How can I find the curves whose curvature is $k(s)=\frac{1}{as+b}$? I'm trying to find the curves whose curvature is $k(s)=\frac{1}{as+b}$. I guess that they are Logarithmic Spirals.
Parametric form of Logarithmic spirals:
$x(t)=ae^{(bt)}\cos(t)$  and $y(t)=ae^{(bt)}\sin(t).$
I'm having problems, I have tried to find de angle or to find $T(s)$ and $N(s)$. We know for Frenet that $T'(s)=k(s)N(s)=\alpha''(s)$ 
$N'(s)=-k(s)T(s)$.
I don't know how to solve it.
 A: Let $\alpha$ be a curve with curvature $\kappa (s)=\dfrac{1}{as+b}$. From the definition of $\kappa (s)$, we have that $\kappa (s)=\theta '(s)$. Therefore$$\theta (s)=\int \kappa (s)\ ds=\int \frac{1}{as+b}\ ds=\frac{\ln (|as+b|)}{a}+c_0$$with $c_0\in \mathbb{R}$.
Then an arc length parametrization of the curve is$$\alpha (s)=\left (x_0+\int \cos (\theta (s))\ ds,y_0+\int \sin (\theta (s))\ ds\right )$$with $x_0,y_0\in \mathbb{R}$.

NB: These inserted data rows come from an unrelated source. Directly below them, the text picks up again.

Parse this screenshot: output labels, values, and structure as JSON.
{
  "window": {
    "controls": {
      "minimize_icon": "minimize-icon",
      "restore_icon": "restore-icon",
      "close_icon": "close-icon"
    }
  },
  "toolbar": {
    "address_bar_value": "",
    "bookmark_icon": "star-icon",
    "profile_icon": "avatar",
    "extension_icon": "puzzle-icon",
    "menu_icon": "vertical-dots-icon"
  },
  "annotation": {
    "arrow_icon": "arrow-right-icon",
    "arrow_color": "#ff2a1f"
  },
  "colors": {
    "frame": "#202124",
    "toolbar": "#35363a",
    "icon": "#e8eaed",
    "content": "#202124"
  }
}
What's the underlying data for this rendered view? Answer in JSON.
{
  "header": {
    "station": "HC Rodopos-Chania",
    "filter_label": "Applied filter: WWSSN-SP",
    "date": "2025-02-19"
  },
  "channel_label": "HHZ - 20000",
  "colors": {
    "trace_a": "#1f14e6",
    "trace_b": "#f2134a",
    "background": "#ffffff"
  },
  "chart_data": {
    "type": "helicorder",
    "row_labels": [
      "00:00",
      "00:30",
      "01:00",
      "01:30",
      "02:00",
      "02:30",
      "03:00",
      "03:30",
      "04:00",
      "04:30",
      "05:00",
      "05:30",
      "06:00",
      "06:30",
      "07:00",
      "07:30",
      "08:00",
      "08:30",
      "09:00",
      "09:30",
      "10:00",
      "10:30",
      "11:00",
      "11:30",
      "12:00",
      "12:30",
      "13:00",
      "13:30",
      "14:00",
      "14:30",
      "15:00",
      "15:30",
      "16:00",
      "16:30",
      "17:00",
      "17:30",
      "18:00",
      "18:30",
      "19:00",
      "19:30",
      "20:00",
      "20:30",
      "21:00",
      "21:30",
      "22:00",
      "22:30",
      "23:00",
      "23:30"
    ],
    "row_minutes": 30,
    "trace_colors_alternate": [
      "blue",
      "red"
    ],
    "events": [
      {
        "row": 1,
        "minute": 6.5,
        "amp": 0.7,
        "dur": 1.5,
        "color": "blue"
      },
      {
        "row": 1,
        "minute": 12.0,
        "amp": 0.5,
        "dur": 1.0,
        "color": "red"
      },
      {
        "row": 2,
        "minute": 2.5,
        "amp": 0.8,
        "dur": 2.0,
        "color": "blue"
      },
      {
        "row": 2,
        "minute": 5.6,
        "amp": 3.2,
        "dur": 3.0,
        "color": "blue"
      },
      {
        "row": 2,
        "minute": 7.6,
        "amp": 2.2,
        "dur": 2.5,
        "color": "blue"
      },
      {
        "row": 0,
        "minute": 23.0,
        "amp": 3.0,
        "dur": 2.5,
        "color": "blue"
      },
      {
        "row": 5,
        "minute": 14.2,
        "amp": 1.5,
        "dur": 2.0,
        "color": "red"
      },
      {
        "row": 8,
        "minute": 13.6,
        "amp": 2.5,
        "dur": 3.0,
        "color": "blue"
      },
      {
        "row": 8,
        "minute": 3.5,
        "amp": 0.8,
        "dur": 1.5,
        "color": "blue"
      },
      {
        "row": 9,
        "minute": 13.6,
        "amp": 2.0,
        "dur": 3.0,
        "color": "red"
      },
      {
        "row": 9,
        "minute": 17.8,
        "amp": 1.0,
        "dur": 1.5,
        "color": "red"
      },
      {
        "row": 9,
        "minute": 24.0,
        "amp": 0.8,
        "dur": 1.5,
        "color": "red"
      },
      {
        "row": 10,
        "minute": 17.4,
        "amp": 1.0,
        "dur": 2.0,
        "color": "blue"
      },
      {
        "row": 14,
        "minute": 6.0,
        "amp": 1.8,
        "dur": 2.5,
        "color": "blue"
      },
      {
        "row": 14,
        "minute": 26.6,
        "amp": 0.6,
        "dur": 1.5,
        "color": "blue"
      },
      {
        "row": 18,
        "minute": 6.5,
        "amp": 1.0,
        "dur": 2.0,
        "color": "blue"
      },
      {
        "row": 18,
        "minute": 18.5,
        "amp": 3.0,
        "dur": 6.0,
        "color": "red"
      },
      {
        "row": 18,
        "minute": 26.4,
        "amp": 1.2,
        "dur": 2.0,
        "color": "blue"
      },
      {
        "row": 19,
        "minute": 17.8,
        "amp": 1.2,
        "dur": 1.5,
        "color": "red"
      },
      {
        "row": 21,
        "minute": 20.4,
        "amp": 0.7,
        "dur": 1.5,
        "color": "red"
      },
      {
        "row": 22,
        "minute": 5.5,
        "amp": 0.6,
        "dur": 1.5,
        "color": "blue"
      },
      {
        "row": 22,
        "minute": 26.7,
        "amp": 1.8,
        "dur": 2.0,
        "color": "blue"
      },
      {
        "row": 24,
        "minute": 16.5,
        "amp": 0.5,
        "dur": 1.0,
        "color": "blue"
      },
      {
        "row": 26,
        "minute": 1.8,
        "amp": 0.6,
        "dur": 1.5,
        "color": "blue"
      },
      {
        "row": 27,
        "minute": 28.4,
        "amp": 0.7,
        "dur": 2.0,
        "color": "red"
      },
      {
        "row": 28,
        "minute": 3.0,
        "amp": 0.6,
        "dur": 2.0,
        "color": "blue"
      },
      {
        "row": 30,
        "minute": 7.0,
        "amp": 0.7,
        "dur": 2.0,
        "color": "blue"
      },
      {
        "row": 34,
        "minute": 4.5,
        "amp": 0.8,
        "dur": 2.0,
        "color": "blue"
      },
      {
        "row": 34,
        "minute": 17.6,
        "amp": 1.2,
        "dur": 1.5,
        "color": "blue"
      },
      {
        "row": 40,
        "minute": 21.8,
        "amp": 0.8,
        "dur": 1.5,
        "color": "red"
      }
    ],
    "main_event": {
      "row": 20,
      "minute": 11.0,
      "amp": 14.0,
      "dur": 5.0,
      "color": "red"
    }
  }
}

Substituting the value of $\theta (s)$, we get$$\alpha (s)=\left (x_0+\int \cos \left (\frac{\ln (|as+b|)}{a}+c_0\right )\ ds,y_0+\int \sin \left (\frac{\ln (|as+b|)}{a}+c_0\right )\right ).$$Solving this gives $\alpha (s)=(x(s),y(s))$, where\begin{align*}x(s) & =x+(as+b)\frac{\sin \left (\frac{\ln (|as+b|)}{a}+c\right )+a\cos \left (\frac{\ln (|as+b|)}{a}+c\right )}{a^2+1} \\
y(s) & =y+(as+b)\frac{a\sin \left (\frac{\ln (|as+b|)}{a}+c\right )-\cos \left (\frac{\ln (|as+b|)}{a}+c\right )}{a^2+1}
\end{align*}with $x,y,c\in \mathbb{R}$.
A: Another way of looking at this is as follows: A natural, or intrinsic, equation is one that can characterize a curve by a relation independent of coordinates; see, for example D.J. Druik (Lectures on Classical Differential Geometry: Second Edition, Dover Books on Mathematics, 1988). Consider an equation for the curvature as a function of length, say, $\kappa=\kappa(s)$ and Euler’s integral solution for the tangent angle of plane curves
$$\theta =\int{\kappa \left( s \right)\,ds;\,\,\,\,\,\,\,\,{d\theta }/{ds=\kappa \left( s \right)}\;}$$
The curve is solved with the parametric equations
$$x=\int{\frac{\cos \theta }{\kappa }\,d\theta };\,\,\,\,\,\,\,\,y=\int{\frac{\sin \theta }{\kappa }\,d\theta }$$
We can therefore express the equation for plane curves in the complex plane as
$$z\left( s \right)=\int{{{e}^{i\theta \left( s \right)}}\,ds}=\int{{{e}^{i\int{\kappa \left( s \right)ds}}}\,ds}$$